I read a line in an article by Nora Ephron’s sister, “I didn’t have the stomach to fight to be heard.” This took me back to being four years old and learning early on that it would take a lot more energy to be heard than it would to just do things for myself.
I became very competent and self reliant. I’m now working to unlearn these traits…or at least lighten up.
I picked up my four year sobriety chip this month and as I sit listening in AA meetings, I can almost divide the room by the people who are learning to trust themselves plus believe in their own competence and by the ones who are having to learn to trust others and experience vulnerability.

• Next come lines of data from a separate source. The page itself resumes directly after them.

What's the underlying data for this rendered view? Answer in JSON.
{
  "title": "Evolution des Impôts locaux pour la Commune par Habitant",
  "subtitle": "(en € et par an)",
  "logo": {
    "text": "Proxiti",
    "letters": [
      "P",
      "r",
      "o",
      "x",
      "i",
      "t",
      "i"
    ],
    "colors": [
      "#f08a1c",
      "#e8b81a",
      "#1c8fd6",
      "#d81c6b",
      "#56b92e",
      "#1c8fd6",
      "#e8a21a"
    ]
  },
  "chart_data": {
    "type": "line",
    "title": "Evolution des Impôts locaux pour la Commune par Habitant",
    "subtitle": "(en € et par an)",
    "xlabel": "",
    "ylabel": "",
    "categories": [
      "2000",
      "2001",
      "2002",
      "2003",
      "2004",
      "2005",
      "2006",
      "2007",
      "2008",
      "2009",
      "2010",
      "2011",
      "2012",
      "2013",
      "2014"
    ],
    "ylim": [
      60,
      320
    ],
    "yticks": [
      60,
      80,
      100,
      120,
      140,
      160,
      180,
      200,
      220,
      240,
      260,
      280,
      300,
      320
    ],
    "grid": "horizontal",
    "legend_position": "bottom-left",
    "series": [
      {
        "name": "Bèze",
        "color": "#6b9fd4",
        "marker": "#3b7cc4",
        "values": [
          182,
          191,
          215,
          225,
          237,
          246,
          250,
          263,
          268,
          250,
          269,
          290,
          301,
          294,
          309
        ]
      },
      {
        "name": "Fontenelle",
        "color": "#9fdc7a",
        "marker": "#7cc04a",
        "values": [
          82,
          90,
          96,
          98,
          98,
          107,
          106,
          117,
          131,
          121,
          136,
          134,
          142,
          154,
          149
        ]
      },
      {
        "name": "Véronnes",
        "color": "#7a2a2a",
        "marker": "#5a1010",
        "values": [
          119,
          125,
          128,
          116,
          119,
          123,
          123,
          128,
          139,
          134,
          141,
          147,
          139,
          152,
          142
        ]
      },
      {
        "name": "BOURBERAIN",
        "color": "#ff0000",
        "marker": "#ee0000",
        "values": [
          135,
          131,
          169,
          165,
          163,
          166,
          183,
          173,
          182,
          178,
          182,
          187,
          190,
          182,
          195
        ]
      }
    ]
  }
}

For those of us in the vulnerability camp, it’s really more about unlearning and going back to some basic developmental steps that may have been missed.
I’m still not a fighter and definitely not around being heard. I see my little four year old self in the black and white, choppy, 8 mm movie of my mind, full of spirit and liveliness wanting to be noticed and heard. Tugging at skirts and pant legs to no avail. Rather than throwing a fit or getting louder, simply going to the kitchen and getting her own snack.
It’s easy to connect shame, self soothing, and food from this mental clip. It later evolved to alcohol.
Now 44 years after being a 4 year old child, I’m celebrating 4 years of a new life sober. Passing new developmental marks, learning, growing and quietly demanding that I be heard, because I do have something to say.